Foi aí que o grupo de dez moradores, que tinham ficado ali a olhar o aparato, reagiu. “Já estive para fechar aquilo [a SOS]”, gritou um. “Levaram-me 120 euros para me tratar do cão. Ladrões!”, acrescentou outro. Mais tarde, confessaram à VISÃO que, por estarem num bairro pobre, a associação deveria levar-lhes “preços em conta” pelos tratamentos prestados aos companheiros de quatro patas.
Sandra Duarte frisou ainda que se, “durante o primeiro confinamento, houve uma grande preocupação em relação à desinformação sobre a Covid-19 – porque os animais têm coronavírus, mas outros [que não o Covid], e receavam que fossem transmissores. Agora, assistimos novamente a abandonos porque as pessoas estão a regressar aos seus países de origem ou obrigados a ir viver com familiares ou para melhorar as suas condições de vida”.
Pedidos de ajuda sucedem-se
Marisa defendeu depois que “qualquer sociedade que se preze não pode passar ao lado de muitas atrocidades que têm acontecido contra o bem-estar animal”, pedindo mais apoios para o setor. “Não podemos esperar que sejam só estas associações a ter essa resposta [para o abandono de animais]”, disse, lembrando que no currículo sobre tal matéria contra com um lugar “na comissão [europarlamentar] de inquérito ao transporte de animais vivos”
Quando alertava para o fato de o Governo ter de arranjar apoios céleres para as empresas “unipessoais”, entre outros setores, já que “estes tempos exigem novos respostas a tempos sem precedentes”, uma cidadã brasileira, Dalila Teixeira, foi se aproximando à direita da candidata, enquanto ia limpando lágrimas do rosto.
“Está difícil demais a minha vida, principalmente por estar noutro país”, disse Dalila, de mãos abertas, assim que Marisa acabou de falar. A cidadã brasileira, que já conseguiu um visto de residência ao casar com um primo afastado português, em maio de 2020, desfiou a sua história: chegou a Portugal em agosto de 2019, vinda do outro lado do Atlântico onde durante anos fora repórter, animadora de rádio e assessora [no Brasil, a assessoria e o jornalismo não são deontologicamente incompatíveis]. Nos primeiros meses, trabalhou num restaurante, até ao primeiro confinamento.
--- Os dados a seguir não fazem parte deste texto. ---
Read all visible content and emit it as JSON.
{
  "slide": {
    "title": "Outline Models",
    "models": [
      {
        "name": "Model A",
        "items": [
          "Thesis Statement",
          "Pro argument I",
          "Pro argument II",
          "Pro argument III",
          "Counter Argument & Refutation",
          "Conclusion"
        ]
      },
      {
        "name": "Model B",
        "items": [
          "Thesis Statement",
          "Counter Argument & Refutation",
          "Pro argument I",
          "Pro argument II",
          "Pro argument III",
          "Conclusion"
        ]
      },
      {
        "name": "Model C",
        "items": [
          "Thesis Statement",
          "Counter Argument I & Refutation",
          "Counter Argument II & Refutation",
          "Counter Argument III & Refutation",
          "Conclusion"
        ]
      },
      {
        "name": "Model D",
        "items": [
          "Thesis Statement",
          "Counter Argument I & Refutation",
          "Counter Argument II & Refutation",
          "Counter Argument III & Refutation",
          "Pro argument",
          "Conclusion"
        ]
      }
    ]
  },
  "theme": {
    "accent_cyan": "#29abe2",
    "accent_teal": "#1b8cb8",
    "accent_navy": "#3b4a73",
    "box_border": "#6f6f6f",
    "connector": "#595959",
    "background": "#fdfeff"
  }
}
“Desde então não consegui mais nenhum trabalho. Me ajudem por favor. Qualquer coisa, sei lá, eu fui repórter lá. Meu marido, aquele ali na janela, me disse: vai lá [ajuntamento de jornalistas] pode ser que dê sorte. ‘Tá’ muito difícil a barra, ainda pior quando se é mulher brasileira, né?”, disse Dalila, com uns óculos de sol enormes, que não impediam de se ver as lágrimas escorrerem-lhe pela maçãs do rosto. Emocionada, Marisa mostrou-se impotente: “Oh, minha querida, queria tanto abraçá-la.”
O aparato desapareceu. Marisa colocou a mão na testa, como que a segurar o peso do que acabou de ouvir. “Tem sido assim durante toda a campanha. Há muita gente a quem a pandemia destruiu vidas e que me vêm pedir ajuda”, admitiu à VISÃO, antes de partir para as Caldas da Rainha, onde tinha encontro marcado com uma trabalhadora do Serviço Nacional de Saúde que, em tempos de Covid-19, está numa frente dupla de combate, ao bater-se contra a precariedade.
Ao longe mantiveram-se os tais dez moradores. Três deles vivem ali desde o Estado Novo, quando foram realojados em casas pré-fabricadas, arrancados de bairros de lata da periferia devido a obras infraestruturais do regime. Depois, há cerca de 30 anos, viram as casas irem abaixo para entrarem nos prédios que foram então construídos à luz dos planos especiais de realojamento. “Até pensei que ela [Marisa] ia prometer alguma coisa. Vá lá, pelo menos teve vergonha na cara, porque os outros vêm aí e não fazem nada”, disse uma moradora, que deixou um aviso. “O Ventura que não meta cá os pés.”